Rochus pointed his finger. ‘Over there,’ he said. ‘I’ll be waiting.’
So Rochus, or some other trusted minion of Katowice, was to keep me under strict surveillance until the time for my departure. It was not the thought of being watched like a criminal that irritated me, but the implications of what I had just read. Gottewald had died in Kamenetz, his children had been murdered in Lotingen. Was the killer at large in the fortress? Would I find myself sitting down at the same table as a man whose hands were stained with their blood, unable to investigate as I would have wished, simply because General Katowice had set a veto on my doing so?
I walked away across the courtyard, mounting the stone steps that led to the dining hall. As the door swung closed behind me, I paused, openmouthed, at the size of the room. The mess was in the central core of the fortress. It was impressive and depressing at the same time. The room was octagonal in shape, as high as a church, but no more than sixty feet at its widest point. A log fire roared and sparked colourfully in a fireplace large enough to stable ten horses, but the atmosphere was as cold as a tomb in February. Three large tables had been laid out in the centre. Two officers sat at one table, two more sat at another, while three of them had taken their places at the table nearest to the fire.
I made my way towards the latter.
‘Do you mind if I join you?’ I asked.
The men looked up, but no one said a word.
I sat myself down on the wooden bench. ‘My name is Hanno Stiffeniis,’ I said, increasingly uncomfortable in the strained silence. ‘I am a magistrate, here to . . .’
‘We know,’ one of the officers interjected. He did not look in my direction as he spoke. His eyes remained fixed on his plate. He was a solid bulllike man with mottled red skin, and hair that had been shorn to the scalp, except for a black skullcap which had escaped the barber’s blade. The heads of the other men had been tonsured in a similarly brutal fashion. They might have been monks of a holy order sworn to silence. Only their uniforms betrayed their profession.
‘In that case,’ I said, ‘I’ll not try to worm anything from you that General Katowice would disapprove of. Carry on as you would normally do.’
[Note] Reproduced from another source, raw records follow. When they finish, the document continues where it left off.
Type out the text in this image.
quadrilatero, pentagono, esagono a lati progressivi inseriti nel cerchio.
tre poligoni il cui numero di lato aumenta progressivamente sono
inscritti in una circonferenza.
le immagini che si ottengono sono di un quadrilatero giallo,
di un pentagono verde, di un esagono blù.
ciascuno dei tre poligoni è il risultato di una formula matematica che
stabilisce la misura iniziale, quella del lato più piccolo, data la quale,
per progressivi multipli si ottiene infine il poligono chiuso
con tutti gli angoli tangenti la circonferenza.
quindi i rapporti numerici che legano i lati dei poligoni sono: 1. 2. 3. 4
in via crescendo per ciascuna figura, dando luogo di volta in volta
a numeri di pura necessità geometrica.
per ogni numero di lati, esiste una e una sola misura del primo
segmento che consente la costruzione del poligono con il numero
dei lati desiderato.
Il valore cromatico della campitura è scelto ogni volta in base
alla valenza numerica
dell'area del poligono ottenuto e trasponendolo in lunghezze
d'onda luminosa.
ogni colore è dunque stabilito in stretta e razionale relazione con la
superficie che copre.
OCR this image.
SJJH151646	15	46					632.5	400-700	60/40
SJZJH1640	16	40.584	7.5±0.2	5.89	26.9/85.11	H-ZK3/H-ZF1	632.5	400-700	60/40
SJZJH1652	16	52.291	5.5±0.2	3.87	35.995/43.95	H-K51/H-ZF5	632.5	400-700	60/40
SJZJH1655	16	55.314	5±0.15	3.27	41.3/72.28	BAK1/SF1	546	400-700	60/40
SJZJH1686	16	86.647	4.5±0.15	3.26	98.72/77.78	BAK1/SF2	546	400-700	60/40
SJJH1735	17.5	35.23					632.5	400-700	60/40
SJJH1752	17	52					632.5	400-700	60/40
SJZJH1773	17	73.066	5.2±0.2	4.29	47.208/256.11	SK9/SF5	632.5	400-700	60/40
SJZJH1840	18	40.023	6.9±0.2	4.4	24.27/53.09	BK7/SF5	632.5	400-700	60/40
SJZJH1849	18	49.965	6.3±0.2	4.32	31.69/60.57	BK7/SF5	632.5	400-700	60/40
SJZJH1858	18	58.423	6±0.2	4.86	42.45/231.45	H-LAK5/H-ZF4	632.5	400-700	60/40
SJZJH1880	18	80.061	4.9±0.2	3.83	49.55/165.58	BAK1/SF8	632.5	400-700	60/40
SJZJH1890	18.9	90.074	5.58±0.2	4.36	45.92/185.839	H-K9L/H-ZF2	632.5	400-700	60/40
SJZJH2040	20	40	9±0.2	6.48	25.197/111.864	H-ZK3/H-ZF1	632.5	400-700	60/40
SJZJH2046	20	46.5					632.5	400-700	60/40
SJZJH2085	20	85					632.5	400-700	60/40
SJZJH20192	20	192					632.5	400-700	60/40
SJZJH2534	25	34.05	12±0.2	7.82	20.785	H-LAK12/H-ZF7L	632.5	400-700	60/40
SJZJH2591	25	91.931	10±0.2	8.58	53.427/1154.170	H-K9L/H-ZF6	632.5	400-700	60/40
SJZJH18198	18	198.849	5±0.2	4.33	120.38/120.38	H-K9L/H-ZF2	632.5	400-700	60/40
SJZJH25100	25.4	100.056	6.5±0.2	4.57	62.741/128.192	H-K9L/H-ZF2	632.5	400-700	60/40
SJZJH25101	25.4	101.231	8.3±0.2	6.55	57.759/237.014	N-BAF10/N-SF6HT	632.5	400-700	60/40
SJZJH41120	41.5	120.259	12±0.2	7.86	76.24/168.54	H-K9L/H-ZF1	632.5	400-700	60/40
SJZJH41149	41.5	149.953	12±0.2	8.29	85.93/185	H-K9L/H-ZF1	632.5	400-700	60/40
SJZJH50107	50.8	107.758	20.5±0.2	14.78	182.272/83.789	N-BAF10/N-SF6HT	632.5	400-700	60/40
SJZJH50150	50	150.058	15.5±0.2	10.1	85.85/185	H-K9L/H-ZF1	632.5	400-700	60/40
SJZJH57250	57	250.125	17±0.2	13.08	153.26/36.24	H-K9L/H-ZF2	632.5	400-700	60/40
They needed no encouragement. The heavy silence endured for the fifteen minutes that it took for a bowl of thin spelt soup and a plate of pale boiled beef to appear before me, carried wordlessly in the hands of a
serving-boy. While I spooned down my lukewarm broth, and carved away at my half-cooked meat, the soldiers stood up one by one, pushing their plates away, and left the mess hall. No one said a word to me. There was nothing strange in that, of course. They had been told to have nothing to do with me, and they were following orders. But I had not been prohibited from watching them, and I did so eagerly. They were all most meticulous in their observances. If one man alone had done such a thing, I would probably have dismissed it as an idiosyncrasy. But all seven officers went through the self-same ritual. They made for the central wall on the left-hand side of the hall, stood to attention in stiff silence for thirty seconds or so, then clicked their heels, and strode swiftly to the exit. As I cleared my plate, wiping up the gravy with black bread, I sat alone, wondering what it was all about.
‘Have you finished, sir?’ a voice sounded at my elbow.
The boy orderly was waiting, anxious to take away my dish and set the hall in order after lunch. He looked even younger than Rochus.
‘Yes, I have,’ I said, but I held my pewter plate firmly, determined not to let go of it until I had got to the bottom of the mystery. ‘What flag is that?’ I asked, pointing to the far side of the room.
‘Sir?’ the child asked, his eyes wide with fright.
He was just a kitchen-boy. Perhaps no one had bothered to tell him that I was not to be spoken to.
‘That one,’ I said again. ‘That banner over there on the wall. What is it?’